Environmental chemistry: Analyze combustion products from fuel samples to estimate carbon and hydrogen content.
Teaching: Demonstrate stoichiometric calculations and empirical formula determination in classroom settings.

FAQ

What is an empirical formula?

An empirical formula shows the simplest whole-number ratio of atoms of each element in a compound. For example, the empirical formula of glucose is CH₂O, while its molecular formula is C₆H₁₂O₆.

Can this calculator handle compounds with nitrogen or sulfur?

No. This calculator assumes the sample contains only carbon, hydrogen, and oxygen. If other elements are present, the oxygen mass calculation will be incorrect, and the resulting formula will be invalid.

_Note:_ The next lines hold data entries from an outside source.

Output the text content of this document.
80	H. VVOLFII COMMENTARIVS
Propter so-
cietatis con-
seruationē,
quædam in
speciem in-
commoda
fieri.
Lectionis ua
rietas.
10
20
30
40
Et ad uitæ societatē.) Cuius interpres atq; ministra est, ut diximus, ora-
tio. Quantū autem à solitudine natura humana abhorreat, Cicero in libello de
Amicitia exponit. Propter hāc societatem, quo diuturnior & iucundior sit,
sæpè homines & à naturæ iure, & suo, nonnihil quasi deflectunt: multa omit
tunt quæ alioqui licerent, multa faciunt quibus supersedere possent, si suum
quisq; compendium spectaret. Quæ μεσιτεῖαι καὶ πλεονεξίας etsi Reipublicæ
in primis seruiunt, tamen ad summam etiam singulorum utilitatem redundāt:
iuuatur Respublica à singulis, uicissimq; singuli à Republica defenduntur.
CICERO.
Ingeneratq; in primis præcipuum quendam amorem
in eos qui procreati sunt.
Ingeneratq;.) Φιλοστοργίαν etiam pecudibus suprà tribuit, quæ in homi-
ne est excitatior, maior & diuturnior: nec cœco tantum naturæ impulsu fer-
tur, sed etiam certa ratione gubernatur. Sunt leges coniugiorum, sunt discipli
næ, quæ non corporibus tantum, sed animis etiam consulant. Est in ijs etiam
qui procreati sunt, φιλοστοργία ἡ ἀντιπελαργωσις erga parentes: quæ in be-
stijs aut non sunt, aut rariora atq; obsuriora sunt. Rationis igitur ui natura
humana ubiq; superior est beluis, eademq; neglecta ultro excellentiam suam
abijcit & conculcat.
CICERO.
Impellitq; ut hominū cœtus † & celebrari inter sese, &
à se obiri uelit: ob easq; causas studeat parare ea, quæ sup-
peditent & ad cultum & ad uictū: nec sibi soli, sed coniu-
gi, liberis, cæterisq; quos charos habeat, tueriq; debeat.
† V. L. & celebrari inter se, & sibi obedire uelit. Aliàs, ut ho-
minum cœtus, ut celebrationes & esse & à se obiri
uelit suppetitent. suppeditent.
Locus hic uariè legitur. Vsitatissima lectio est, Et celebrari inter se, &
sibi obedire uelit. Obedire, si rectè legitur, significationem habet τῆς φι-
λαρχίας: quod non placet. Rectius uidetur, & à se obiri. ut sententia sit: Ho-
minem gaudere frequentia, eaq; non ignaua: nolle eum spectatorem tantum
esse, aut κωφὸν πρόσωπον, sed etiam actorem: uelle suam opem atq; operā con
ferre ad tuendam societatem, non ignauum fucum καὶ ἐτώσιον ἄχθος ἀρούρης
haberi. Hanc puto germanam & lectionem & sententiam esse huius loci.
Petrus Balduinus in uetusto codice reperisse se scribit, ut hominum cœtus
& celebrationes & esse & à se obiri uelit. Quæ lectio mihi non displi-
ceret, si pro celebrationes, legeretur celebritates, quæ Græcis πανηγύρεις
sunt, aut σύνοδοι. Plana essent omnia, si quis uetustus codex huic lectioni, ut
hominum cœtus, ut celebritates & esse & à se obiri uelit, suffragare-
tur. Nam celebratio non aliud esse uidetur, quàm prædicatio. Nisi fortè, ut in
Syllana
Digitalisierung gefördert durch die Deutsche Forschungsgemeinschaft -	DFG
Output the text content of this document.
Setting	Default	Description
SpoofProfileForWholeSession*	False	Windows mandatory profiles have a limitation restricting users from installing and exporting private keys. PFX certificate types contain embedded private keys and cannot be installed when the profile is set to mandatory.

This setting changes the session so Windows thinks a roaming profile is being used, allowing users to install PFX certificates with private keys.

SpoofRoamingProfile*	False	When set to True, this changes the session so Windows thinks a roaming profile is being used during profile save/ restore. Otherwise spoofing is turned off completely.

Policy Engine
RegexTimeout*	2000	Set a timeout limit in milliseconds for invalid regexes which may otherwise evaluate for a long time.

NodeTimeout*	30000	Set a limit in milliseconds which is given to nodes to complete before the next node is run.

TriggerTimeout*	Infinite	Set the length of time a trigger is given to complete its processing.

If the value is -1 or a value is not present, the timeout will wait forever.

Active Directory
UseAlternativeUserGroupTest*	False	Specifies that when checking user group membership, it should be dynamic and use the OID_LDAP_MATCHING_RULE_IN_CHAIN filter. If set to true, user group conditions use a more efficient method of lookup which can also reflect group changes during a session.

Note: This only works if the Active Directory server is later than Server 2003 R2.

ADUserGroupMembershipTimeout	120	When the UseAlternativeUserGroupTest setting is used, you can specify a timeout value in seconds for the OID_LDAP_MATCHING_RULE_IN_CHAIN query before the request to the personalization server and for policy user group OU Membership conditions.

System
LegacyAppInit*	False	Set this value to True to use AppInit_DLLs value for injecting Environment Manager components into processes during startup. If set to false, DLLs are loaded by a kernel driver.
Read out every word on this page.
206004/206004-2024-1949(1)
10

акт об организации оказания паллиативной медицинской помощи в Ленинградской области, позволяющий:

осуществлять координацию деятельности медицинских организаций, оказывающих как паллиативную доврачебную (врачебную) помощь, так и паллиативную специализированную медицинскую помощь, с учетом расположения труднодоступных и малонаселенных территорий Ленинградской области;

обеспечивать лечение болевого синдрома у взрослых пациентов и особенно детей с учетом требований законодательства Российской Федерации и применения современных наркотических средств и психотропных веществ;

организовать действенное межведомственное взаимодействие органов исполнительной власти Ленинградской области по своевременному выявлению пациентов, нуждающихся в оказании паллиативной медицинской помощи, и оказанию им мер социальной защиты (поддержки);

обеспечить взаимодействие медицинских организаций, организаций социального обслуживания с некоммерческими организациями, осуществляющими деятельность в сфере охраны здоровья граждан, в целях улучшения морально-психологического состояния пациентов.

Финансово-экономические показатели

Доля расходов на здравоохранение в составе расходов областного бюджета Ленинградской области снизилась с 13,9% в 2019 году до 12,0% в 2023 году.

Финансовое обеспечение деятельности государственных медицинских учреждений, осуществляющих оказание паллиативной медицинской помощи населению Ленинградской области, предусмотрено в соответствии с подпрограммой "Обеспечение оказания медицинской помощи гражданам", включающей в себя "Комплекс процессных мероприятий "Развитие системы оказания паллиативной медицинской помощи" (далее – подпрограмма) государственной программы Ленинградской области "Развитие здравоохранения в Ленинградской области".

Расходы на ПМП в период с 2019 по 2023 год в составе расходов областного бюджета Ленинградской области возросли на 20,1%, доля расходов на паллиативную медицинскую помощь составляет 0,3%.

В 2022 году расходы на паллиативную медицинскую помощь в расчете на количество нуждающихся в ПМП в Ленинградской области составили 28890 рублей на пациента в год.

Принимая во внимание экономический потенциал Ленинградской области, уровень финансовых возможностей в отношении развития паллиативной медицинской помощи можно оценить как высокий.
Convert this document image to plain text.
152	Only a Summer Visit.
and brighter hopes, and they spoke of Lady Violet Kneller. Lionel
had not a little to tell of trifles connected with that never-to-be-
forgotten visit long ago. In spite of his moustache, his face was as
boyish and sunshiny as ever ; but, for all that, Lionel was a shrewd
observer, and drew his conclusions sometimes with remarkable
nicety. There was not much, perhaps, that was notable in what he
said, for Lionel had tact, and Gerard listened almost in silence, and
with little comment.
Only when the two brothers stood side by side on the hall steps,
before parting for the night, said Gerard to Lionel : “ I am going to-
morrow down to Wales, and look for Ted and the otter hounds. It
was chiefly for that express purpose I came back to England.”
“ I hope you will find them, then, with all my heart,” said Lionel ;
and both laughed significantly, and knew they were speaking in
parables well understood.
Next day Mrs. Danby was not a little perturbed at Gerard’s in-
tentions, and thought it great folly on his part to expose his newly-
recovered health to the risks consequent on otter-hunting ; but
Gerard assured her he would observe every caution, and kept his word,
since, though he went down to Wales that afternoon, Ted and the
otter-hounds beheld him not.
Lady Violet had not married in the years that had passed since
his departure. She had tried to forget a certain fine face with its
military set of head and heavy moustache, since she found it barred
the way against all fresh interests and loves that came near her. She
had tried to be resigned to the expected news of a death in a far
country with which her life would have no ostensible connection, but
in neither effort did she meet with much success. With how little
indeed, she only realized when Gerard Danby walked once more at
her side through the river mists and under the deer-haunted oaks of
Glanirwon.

Why is my calculated oxygen mass negative?

A negative oxygen mass usually means the combined masses of carbon and hydrogen exceed the sample mass. This can happen due to measurement errors, incomplete combustion, or the presence of elements other than C, H, and O.

How do I get the molecular formula from the empirical formula?

You need the molar mass of the compound. Divide the molar mass by the empirical formula mass to get a multiplier. Multiply each subscript in the empirical formula by that number to get the molecular formula.

What units should I use for input?

All masses should be entered in grams. The calculator uses standard atomic masses (C = 12.01, H = 1.008, O = 16.00) for consistency.